Kabardey Çerkesleri

Adigelerin en kalabalık ve en önemli rolü oynayan kabilelerden biri,
Kaberdey Adigelerdir. Yerleşim alanları: Büyük Kaberdey; Kafkas
dağlarının Kuzey sırtları, Elbrus dağının Doğu yakasından Terek ve Baksan
nehrine, Küçük Kaberdey; Terek ve Kaberdey dağları arasında kalan kısımda yer alır. Kaberdey tarihi, Çerkes tarihinin en önemli bir bölümünü teşkil eder. Bunların da tarihini ve dilini öğrenmek diğerlerinki gibi zordur.
Yazı dilleri yoktu. Dini yazılar ise sadece dini konularda kalmıştır. Bu
nedenle de hiçbir kronolojik bilgi bize ulaşmamıştır ve tarihleri de
tamamlanmamıştır. Tarihi bilgileri komşu halk kronolojileri ve zengin halk
efsane ve folkloruyla tamamlayabiliyoruz.

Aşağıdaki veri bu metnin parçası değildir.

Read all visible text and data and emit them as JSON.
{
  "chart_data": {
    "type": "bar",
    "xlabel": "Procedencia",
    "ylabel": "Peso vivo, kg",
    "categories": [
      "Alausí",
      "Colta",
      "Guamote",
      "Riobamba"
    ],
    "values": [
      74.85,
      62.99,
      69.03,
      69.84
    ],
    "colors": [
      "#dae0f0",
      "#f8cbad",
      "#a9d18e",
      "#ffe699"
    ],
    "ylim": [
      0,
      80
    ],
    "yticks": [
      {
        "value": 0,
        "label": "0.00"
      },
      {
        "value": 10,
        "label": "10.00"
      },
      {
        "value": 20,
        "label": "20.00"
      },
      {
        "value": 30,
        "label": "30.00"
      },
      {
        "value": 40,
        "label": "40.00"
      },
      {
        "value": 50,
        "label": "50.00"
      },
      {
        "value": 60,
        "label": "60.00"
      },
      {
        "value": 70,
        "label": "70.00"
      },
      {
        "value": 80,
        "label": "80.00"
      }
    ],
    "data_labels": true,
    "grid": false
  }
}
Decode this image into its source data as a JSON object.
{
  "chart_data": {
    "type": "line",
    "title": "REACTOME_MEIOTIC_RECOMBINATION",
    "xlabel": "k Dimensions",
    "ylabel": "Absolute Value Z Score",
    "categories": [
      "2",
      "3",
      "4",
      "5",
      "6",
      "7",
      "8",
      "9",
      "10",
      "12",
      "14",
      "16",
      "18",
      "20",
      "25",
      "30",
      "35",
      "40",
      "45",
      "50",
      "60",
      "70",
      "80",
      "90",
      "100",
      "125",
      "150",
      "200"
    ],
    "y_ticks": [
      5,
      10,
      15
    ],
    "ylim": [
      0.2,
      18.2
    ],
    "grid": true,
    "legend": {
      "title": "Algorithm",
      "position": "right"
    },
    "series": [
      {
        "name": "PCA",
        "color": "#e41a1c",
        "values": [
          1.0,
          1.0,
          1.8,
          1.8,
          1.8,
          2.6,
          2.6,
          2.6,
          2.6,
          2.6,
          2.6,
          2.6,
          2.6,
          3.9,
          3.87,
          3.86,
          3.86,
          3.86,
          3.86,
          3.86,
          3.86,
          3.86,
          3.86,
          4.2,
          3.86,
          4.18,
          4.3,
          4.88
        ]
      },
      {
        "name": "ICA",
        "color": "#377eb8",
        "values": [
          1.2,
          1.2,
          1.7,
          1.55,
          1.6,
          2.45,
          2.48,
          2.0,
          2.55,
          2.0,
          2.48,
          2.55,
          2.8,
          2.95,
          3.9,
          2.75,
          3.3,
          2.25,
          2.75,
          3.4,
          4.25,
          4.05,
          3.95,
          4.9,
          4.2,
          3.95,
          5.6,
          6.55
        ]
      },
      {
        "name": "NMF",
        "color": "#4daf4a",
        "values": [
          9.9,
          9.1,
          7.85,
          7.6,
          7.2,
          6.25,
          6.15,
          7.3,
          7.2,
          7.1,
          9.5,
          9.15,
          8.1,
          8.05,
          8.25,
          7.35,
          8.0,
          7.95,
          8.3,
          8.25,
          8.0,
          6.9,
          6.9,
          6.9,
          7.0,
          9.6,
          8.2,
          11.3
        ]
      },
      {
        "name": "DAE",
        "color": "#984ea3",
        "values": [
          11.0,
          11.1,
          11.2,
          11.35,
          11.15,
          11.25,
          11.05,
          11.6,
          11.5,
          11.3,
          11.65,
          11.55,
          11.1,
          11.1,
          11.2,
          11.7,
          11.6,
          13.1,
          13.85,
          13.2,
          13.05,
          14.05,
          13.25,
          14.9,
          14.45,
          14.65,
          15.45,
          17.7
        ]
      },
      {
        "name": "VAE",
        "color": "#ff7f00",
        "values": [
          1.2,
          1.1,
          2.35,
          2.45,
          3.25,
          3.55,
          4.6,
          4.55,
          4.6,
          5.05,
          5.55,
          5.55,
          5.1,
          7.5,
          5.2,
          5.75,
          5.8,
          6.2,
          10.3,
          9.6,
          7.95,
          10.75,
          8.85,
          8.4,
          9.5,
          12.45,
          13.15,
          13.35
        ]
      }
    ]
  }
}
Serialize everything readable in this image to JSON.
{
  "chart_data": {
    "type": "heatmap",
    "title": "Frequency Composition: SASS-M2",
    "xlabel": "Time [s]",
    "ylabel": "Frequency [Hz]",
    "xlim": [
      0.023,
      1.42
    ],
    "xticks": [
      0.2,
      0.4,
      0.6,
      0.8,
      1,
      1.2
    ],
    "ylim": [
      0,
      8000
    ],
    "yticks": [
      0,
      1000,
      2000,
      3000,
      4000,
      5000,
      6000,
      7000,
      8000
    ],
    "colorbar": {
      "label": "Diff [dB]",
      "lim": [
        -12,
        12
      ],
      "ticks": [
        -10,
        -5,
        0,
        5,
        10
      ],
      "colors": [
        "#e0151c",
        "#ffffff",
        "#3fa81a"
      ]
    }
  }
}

Büyük bir olasılıkla Kaberdeyler 15. yy’da diğer Çerkes kabilelerinden
kopmuşlardır. Diğer Çerkes kabilelerinin tersine detaylı bir sosyal sınıf
ayrımını yaratmışlardır. Kaberdey adı da bir ihtimalle ünlü bir Kaberdey
beyinin adından gelmektedir. Halk anlatımlarına göre büyük bey Yinal
(efsaneleşmiş bir bey) Kuban nehrinin doğu bölgesine halkını
yerleştirmiştir. Sonraları Kırım Tatarlarının baskısıyla daha güneye ve
Doğu’ya inerek Kafkas dağlarına yerleşmişlerdir. Büyük göç Alan kabileler birliğinin Moğollarca yıkılmasından sonra daha kolay gerçekleşmiştir.
Kaberdeyler 15. yy sonlarına kadar Altınordu devletine bağımlı idiler.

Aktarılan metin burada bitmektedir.